3-screen film 10 min dur.
In this film, still image sequences, audio, infra-red aerial photography (LiDAR), archival and recent film and images, navigational maps (from 1581 onwards) and film are combined in a bid to capture the mutable nature of this estuary, where ever-changing conditions and each succeeding wave of human habitation have left their trace.
Confluence reflects the water and moon realm of tidal ebb and flow, and the resulting estuarine balance or confluence; the river flow in counterbalancing the incoming tides. This near-miraculous balance enables the lifeblood of shipping to occur, and maintains a complex environment, one that is at once wild, cultivated and industrial.
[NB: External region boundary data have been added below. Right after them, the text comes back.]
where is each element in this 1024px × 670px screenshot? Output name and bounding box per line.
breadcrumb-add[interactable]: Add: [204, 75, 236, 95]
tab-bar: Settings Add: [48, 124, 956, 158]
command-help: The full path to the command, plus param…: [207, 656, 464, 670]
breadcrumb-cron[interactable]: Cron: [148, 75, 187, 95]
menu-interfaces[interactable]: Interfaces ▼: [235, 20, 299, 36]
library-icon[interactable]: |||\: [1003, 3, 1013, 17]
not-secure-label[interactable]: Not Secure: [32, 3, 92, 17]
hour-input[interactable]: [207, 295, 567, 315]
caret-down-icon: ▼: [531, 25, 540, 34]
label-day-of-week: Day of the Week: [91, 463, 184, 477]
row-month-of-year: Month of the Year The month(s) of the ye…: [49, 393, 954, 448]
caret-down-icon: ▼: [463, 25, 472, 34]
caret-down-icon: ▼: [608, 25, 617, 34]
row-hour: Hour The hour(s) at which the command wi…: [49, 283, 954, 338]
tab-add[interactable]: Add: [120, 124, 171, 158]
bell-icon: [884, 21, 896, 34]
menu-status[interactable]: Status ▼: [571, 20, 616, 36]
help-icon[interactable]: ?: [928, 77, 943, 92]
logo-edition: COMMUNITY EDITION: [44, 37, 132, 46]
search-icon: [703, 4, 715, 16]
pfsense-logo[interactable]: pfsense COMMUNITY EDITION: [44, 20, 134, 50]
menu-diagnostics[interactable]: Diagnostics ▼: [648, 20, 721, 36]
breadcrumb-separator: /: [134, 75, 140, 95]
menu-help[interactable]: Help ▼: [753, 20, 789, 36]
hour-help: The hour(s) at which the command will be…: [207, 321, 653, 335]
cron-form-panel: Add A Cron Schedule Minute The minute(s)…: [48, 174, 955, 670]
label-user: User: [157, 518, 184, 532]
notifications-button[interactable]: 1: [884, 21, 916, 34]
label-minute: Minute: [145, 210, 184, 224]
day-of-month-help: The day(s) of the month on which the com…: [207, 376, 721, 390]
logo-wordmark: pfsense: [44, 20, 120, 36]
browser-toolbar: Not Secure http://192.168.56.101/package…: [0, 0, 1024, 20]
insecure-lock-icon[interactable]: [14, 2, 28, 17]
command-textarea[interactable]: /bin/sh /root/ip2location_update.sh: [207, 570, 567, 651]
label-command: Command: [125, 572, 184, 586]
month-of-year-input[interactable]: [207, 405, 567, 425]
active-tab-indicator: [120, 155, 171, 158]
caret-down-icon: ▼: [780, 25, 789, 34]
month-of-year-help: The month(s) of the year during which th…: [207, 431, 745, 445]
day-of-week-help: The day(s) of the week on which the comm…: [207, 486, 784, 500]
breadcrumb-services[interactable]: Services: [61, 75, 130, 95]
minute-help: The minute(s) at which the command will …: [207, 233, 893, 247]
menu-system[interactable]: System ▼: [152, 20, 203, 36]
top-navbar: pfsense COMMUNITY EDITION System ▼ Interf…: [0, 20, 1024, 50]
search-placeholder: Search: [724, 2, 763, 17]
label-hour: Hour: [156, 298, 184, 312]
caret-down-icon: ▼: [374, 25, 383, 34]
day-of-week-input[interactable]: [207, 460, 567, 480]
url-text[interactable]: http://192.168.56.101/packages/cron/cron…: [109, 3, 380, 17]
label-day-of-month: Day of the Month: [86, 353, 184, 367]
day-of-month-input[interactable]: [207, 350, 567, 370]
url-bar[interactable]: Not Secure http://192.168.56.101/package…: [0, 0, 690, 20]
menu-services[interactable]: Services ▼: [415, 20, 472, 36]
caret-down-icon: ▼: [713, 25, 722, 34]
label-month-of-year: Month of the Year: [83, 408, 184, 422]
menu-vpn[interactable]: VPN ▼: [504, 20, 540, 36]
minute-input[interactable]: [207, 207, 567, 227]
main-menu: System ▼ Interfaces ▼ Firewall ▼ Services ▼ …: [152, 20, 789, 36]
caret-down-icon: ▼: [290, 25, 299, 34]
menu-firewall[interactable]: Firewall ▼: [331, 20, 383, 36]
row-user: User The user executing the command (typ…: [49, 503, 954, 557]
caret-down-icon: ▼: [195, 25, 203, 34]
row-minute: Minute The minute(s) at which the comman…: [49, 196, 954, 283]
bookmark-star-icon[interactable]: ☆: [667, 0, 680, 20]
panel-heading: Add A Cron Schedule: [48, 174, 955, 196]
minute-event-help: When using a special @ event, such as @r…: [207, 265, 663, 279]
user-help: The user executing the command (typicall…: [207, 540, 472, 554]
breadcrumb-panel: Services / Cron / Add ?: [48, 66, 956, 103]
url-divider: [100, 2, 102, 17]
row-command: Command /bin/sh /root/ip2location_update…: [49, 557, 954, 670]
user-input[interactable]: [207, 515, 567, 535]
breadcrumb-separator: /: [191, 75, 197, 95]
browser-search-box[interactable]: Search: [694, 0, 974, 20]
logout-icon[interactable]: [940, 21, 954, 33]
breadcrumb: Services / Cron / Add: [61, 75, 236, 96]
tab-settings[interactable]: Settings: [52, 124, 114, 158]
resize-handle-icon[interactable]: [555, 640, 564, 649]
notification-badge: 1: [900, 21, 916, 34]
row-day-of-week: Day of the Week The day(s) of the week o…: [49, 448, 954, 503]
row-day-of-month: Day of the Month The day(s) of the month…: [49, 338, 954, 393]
The work reflects the amazing and incongruous results of this confluence – large ships sailing along the Trent towards Goole, and phenomena such as the high tide bore waves (the Trent Aegir) that traverse from the sea along the Humber and along the Trent, sometimes as far as Gainsborough. The film also explores how water, once no longer in check, floods and transforms, turning fields into lakes and transforming once inhabited houses from ordinary, to the ‘uncanny’ or ‘Un-Heimlich’. The LiDAR images reveal the systems of underground water networks which spread like roots or arteries under this land, and the contrast between ‘above and ‘below’ this shifting universe.